とはいえ、5分はあっちゅーまだ。

病室に戻りかけて、ハタと思い出す。

いかん、美魔女様の存在、忘れてた。


「かぁちゃ……おかあさん、こちら、奥田課長のお母様」


慌ててかぁちゃんに奥田課長のお母様を紹介する。

「えっ!!!課長さんのお母様?ずいぶんお若くていらっしゃるんですのね」

すっげ。
さすが、かぁちゃん。
瞬時でよそ行きトークに切り替わっちゃってるよ。


「そんな。お恥ずかしいわ。

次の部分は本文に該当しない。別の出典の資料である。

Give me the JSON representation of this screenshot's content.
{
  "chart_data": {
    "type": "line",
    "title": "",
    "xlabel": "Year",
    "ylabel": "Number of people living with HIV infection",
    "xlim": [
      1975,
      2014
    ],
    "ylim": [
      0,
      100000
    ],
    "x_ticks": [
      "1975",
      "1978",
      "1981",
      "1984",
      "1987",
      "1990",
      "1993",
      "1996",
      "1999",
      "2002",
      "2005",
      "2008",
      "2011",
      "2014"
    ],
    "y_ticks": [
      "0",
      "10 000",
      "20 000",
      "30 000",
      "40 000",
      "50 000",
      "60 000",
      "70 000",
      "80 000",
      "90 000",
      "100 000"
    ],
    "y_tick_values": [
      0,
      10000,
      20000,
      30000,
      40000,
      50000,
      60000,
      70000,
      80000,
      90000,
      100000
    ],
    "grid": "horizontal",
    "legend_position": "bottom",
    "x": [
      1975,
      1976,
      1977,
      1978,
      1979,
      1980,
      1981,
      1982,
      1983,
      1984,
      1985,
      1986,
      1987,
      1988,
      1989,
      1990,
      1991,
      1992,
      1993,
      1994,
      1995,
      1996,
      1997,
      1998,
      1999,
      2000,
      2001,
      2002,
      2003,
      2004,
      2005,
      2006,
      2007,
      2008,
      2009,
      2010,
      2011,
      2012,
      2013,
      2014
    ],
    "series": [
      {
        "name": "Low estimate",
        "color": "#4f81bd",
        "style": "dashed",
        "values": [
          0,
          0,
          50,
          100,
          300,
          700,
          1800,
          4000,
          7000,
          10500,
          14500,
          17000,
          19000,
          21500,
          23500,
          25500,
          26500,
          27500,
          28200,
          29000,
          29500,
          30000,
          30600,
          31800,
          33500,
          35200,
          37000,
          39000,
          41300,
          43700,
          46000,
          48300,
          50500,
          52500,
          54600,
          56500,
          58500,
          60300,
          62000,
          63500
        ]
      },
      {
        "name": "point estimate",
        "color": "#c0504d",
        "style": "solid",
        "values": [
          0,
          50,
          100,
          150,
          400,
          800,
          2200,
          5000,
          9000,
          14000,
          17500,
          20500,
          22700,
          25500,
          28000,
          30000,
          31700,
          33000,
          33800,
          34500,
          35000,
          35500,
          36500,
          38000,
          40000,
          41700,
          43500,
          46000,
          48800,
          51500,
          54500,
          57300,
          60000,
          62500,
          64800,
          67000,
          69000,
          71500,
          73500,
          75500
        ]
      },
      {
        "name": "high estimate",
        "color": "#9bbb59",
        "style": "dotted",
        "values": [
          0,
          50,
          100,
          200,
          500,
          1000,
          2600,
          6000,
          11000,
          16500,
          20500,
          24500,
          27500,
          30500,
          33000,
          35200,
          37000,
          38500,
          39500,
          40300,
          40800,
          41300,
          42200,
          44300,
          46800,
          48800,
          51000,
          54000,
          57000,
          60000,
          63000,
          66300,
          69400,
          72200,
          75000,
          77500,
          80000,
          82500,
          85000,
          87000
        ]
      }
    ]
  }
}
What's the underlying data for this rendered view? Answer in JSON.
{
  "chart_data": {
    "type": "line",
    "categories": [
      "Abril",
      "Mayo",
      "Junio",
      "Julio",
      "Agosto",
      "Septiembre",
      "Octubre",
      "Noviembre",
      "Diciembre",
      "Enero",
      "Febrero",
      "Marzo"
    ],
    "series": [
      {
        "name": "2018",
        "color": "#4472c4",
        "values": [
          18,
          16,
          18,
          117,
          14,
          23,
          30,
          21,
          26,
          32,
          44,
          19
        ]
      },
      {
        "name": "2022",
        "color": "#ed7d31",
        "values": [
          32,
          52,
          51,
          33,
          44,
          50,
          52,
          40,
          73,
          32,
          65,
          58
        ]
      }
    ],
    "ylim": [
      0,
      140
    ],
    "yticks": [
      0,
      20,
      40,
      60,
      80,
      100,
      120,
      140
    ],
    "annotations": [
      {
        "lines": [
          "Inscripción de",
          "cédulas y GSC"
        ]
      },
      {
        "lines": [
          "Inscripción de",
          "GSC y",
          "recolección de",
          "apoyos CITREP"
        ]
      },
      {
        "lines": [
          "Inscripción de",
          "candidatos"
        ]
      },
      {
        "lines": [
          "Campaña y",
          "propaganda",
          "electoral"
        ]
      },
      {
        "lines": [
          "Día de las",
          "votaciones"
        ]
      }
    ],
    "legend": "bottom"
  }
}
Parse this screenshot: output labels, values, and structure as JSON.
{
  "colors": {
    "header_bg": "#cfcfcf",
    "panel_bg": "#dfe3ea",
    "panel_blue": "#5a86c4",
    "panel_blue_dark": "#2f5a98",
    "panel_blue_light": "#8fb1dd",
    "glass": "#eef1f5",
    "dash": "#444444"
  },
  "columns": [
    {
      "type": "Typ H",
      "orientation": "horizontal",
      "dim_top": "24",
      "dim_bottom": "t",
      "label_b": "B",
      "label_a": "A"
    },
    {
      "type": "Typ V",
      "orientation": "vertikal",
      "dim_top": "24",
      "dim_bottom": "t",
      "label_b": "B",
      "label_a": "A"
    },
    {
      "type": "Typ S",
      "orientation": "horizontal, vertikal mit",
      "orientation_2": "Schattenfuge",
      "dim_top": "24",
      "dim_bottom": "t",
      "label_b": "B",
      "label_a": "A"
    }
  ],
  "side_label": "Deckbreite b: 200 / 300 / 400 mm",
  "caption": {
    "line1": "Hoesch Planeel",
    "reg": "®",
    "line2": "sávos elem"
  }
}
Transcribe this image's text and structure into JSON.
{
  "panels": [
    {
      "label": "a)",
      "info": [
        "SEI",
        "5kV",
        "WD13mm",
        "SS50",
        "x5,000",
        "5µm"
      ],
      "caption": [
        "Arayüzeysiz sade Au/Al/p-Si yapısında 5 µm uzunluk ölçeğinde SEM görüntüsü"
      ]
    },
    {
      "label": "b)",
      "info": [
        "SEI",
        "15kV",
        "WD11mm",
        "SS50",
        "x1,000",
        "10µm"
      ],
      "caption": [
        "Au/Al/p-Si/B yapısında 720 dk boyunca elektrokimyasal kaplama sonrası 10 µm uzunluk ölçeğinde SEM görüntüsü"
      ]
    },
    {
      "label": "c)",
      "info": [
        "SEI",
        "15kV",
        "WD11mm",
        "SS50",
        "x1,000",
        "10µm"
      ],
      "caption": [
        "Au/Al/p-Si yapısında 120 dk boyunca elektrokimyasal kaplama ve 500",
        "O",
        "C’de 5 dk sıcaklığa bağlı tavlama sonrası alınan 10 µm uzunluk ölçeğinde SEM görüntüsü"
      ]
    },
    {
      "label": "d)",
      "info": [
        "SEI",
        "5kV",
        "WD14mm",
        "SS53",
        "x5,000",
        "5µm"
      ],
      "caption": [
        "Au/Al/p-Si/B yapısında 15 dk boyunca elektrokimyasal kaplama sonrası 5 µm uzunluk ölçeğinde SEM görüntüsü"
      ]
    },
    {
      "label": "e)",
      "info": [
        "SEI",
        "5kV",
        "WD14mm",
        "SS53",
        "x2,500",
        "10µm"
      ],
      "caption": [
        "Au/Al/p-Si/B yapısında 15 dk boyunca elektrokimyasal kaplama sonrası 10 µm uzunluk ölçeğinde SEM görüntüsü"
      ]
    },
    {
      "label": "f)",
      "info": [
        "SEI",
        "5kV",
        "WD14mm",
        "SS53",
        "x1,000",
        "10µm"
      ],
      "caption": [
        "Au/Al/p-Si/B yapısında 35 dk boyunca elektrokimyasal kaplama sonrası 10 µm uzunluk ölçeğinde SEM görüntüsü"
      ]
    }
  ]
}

先ほども、由紀さんに申し上げましたけど、50は超えてますのよ」

「ええっ!」

かぁちゃん、瞬間冷凍。
ナイス反応。
そうだよ。
とても、かぁちゃんより年上には全然見えない。

あんぐりと口を開けるかぁちゃんに、美魔女様が申し訳なさそうに会話を続ける。

「それより、大変なときにお呼び留めしてしまったようでごめんなさいね。
また、今度、是非ゆっくりお茶でも」

美魔女様の麗しいお言葉に、かぁちゃんと2人でウンウンと首を縦に振る。

「それでは、お大事に。御機嫌よう」

うっとりするほど美しいお辞儀を残して、美魔女様はシャナリシャナリと病院の門目指して歩いて行く。

「あがんキレか人が世の中にはおるんやねぇ~」

かぁちゃんも、女として早くも白旗を揚げた模様。

「ほんなごてねぇ」

なんて、相槌打ってる場合じゃない!

課長からの折り返しの電話まで、後2分46秒!!

「かぁちゃん、ごめん!先に行っとるけん!」

私は大急ぎで病棟のナースステーション目指してダッシュする。